Pansus RUU Pemilu Kecewa Pengaturan Keterwakilan Perempuan

Selasa , 06 Jun 2017, 17:45 WIB
Anggota Panitia Khusus (Pansus) Rancangan Undang-Undang (RUU) Penyelenggaraan Pemilu Hetifah Sjaifudian.
Foto: dpr
Anggota Panitia Khusus (Pansus) Rancangan Undang-Undang (RUU) Penyelenggaraan Pemilu Hetifah Sjaifudian.

REPUBLIKA.CO.ID, JAKARTA -- Upaya aktivis perempuan untuk mendorong pencalegan perempuan di nomor urut satu di 30 persen daerah pemilihan (dapil) menemui “jalan terjal”. Pansus RUU Pemilu memutuskan agar pencalegan perempuan masih sama seperti diatur dalam Undang-undang Pemilu sebelumnya yaitu dalam nomor urut satu sampai tiga memuat setidaknya satu caleg perempuan.

 

Anggota Panitia Khusus Rancangan Undang-Undang (Pansus RUU) dari Fraksi Partai Golkar mengatakan sejauh ini Pansus RUU Pemilu mengambil tiga opsi untuk mengatur keterwakilan perempuan. Namun sayangnya hasil keputusan Pansus RUU Pemilu dinilai kurang berpihak pada keterwakilan perempuan

"Kami sebelumnya sudah mendapat banyak masukan dari para aktivis perempuan berbagai kalangan bagaimana upaya untuk meningkatkan keterwakilan perempuan di politik melalui pengaturan-pengaturan yang pro perempuan dalam RUU Pemilu ini”, kata Hetifah, dalam siaran persnya di Jakarta, Selasa (6/6).

Ketiga opsi keterwakilan perempuan yang dibahas di Pansus RUU Pemilu pada Senin (5/6) adalah, pertama  pengaturan yang ada saat ini, yaitu minimal satu perempuan di antara tiga calon legislatif (caleg). Kedua, Zipper System murni yaitu pencalegan 50 persen laki-laki dan 50 persen perempuan.

"Artinya, nomer urut ‘selang-seling’, misalnya nomor urut satu laki-laki, nomer urut dua perempuan dan seterusnya," ujar Hetifah.

Opsi ketiga, calon perempuan ditempatkan nomor urut satu di 30 persen dari seluruh dapil. Namun pada rapat Pansus RUU Pemilu menyepakati opsi pertama. Oleh karena itu Hetifah sangat menyayangkan keputusan ini. Menurutnya pengaturan keterwakilan perempuan di dalam UU Pemilu “Jalan di tempat”.

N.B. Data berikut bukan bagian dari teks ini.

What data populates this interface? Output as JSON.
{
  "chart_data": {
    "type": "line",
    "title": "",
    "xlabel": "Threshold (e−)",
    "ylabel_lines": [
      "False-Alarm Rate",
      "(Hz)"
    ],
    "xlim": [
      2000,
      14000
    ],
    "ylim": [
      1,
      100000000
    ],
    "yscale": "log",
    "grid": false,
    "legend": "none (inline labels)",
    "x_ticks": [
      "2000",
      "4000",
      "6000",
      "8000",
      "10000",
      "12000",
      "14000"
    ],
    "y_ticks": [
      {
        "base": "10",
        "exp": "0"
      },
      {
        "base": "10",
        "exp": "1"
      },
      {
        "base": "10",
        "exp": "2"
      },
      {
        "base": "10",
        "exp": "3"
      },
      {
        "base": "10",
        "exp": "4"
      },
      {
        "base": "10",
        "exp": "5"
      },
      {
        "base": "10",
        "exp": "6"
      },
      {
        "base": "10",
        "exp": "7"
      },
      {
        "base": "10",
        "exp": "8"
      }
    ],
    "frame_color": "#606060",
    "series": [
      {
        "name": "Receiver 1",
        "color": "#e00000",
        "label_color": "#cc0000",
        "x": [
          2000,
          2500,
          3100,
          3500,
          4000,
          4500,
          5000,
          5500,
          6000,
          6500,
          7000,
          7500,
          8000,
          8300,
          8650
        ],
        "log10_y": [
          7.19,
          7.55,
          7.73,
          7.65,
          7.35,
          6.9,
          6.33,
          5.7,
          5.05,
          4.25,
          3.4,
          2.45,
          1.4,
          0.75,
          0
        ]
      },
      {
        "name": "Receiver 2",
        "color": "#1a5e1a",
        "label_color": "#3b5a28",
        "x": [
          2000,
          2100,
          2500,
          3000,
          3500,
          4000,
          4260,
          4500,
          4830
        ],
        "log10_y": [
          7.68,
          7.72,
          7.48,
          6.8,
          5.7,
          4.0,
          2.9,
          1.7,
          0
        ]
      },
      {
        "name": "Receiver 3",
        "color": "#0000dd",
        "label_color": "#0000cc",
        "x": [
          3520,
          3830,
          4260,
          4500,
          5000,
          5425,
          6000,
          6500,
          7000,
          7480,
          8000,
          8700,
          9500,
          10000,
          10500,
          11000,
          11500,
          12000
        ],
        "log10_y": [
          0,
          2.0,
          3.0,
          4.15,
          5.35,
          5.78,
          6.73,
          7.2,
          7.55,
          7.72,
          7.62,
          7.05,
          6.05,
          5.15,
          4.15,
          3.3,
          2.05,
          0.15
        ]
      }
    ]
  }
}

Politikus perempuan Partai Golkar ini menyampaikan bahwa partainya berkomitmen mendukung keterwakilan perempuan. Kata Hetifah, sejak awal, di Daftar Inventarisasi Masalah (DIM) Fraksi Golkar mendukung perempuan ditempatkan di nomor urut satu di 30 persen total jumlah dapil.

Hetifah menyadari betapa beratnya memperjuangkan aspirasi perempuan. Dia pun berharap agar partai politik tetap memberi perhatian dalam pencalegan pada Pemilu 2019 nanti. “Ini sudah menjadi keputusan politik Pansus RUU Pemilu. Ke depan saya berharap agar parpol tetap mendukung keterwakilan perempuan,” ujarnya.

Selain masalah pengaturan keterwakilan perempuan dalam RUU Pemilu, Hetifah juga menyayangkan tidak adanya calon anggota Dewan Kehormatan Penyelenggara Pemilu (DKPP) usulan DPR dari unsur perempuan.

Sejauh ini menurutnya sudah ada empat orang calon DKPP yang melaksanakan rapat dengar pendapat dengan Komisi II, dan semua laki-laki. "Tidak ada perempuan." ujarnya.